I commend my friend and colleague Griff Martin of University Baptist Church in Baton Rouge for his desire to see just such a baptism of language in his own congregation. Through book studies that prepare hearers for the sermon each week Griff and his Co-Pastor are keeping their own minds sharp and their congregation’s vocabulary ever rich. Pete Wilson of Crosspoint Church in Nashville uses a similar strategy.

Being able to read has more impact on a pastor than in terms of books, though. My lament over the necessity of the “Ministry Aids” produced by Warner Bros. is more for the state of pastors than any imagined separation of Church and Hollywood. I pray that as pastors we would be able to engage the culture in which our congregants live and speak prophetic words about the things that interest, scare, and inspire them most.

We have no need for preachers who will lead boycotts; we need pulpiteers who speak prophetic words about God’s Kingdom in relation to the themes, stories, and images that our people see and experience. We need pastors who can see “Man of Steel” and not need help from Warner Bros. to see Christian themes throughout. We need men and women who have been so steeped in the Spirit that they can read the things their people see and hear with the eyes of Christ.

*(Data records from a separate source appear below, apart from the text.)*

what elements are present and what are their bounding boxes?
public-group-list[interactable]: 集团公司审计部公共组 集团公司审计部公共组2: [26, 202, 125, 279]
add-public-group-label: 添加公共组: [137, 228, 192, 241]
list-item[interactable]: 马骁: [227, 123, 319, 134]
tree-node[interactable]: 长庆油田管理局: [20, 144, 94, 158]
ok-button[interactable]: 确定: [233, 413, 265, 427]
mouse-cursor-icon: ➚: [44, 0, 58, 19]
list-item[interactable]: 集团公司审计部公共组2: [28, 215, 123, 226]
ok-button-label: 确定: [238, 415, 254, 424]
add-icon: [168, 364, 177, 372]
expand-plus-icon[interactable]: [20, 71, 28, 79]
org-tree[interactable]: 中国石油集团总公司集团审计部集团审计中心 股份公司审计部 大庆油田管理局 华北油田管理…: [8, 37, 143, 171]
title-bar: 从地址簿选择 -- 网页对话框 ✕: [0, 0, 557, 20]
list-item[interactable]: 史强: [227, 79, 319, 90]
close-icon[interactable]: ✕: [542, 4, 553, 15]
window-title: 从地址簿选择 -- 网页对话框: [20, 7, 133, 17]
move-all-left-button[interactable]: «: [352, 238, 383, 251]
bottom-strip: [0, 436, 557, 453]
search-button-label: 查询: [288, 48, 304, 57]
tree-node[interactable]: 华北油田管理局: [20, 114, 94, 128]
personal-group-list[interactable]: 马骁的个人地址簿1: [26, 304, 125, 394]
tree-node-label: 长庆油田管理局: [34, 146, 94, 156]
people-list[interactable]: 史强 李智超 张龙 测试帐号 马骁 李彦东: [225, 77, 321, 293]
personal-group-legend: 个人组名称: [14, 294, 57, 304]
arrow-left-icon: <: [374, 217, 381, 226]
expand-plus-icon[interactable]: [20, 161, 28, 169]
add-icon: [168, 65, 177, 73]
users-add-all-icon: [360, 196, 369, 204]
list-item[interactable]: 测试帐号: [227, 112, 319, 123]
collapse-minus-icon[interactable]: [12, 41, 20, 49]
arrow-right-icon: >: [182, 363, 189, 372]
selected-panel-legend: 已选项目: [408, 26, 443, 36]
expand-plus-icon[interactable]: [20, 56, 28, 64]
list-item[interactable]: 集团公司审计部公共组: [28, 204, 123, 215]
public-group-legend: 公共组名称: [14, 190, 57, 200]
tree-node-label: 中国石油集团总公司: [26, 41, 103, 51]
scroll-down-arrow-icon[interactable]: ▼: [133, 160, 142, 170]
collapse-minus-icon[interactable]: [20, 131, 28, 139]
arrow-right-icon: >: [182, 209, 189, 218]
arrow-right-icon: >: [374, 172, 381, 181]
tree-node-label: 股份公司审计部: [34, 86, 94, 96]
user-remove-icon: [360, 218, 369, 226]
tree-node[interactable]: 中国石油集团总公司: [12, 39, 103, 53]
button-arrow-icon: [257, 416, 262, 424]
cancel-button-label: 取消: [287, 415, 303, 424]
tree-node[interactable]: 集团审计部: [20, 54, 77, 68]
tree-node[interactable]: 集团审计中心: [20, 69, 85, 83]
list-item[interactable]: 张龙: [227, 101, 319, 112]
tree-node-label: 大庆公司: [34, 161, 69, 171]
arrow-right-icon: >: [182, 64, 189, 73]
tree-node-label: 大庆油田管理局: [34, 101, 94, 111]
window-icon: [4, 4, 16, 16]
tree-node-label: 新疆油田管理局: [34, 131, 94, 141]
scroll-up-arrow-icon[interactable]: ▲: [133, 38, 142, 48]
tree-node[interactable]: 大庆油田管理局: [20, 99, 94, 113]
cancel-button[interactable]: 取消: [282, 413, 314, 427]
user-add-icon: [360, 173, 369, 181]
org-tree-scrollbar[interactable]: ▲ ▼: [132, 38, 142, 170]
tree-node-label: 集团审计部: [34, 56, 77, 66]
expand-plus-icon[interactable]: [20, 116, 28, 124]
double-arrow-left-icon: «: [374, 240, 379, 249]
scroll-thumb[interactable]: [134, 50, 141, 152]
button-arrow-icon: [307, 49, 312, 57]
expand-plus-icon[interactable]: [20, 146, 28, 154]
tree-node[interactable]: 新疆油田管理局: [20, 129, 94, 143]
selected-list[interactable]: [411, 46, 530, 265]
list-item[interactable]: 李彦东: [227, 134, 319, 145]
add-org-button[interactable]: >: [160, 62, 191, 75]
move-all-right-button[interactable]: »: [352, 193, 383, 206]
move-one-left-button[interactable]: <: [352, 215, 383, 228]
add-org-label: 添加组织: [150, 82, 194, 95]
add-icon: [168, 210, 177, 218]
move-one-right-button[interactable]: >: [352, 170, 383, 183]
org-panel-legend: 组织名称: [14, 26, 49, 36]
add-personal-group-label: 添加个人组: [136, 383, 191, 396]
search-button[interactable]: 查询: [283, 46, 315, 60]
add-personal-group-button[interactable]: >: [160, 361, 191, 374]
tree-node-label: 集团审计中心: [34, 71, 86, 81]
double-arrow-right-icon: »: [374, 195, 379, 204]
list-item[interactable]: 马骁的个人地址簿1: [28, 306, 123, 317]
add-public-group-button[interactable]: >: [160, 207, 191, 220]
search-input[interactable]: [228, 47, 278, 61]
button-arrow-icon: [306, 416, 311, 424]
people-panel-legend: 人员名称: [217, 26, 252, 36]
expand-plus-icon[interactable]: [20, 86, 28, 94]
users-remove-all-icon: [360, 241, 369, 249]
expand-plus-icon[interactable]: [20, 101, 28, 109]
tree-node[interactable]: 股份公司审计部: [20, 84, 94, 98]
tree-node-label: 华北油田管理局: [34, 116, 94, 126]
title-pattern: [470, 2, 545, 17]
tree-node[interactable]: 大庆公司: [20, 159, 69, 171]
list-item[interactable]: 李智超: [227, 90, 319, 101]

We need pastors who can read and who do so with the shepherd’s compassion for the sheep – for their good, for their nourishment, for their growth.




[1] http://religion.blogs.cnn.com/2013/06/14/superman-coming-to-a-church-near-you/
[2] There will be a follow-up article on just how awful “Fireproof,” “Flywheel,” and other “Christian” movies are.
[3]https://thefellowship.info/cbf/media/cbf_store_downloads/03_BptMyth_AntiIntellectual.pdf
[4] http://www.bannedbooksweek.org/censorship/bannedbooksthatshapedamerica
[5] Here’s the real issue in taking such a position: remember the mess “The Da Vinci Code” caused? That was in large part because 1) pastors didn’t read it and 2) our people weren’t prepared in such a way to withstand such a fad or “new wind of philosophy.” It was our fault.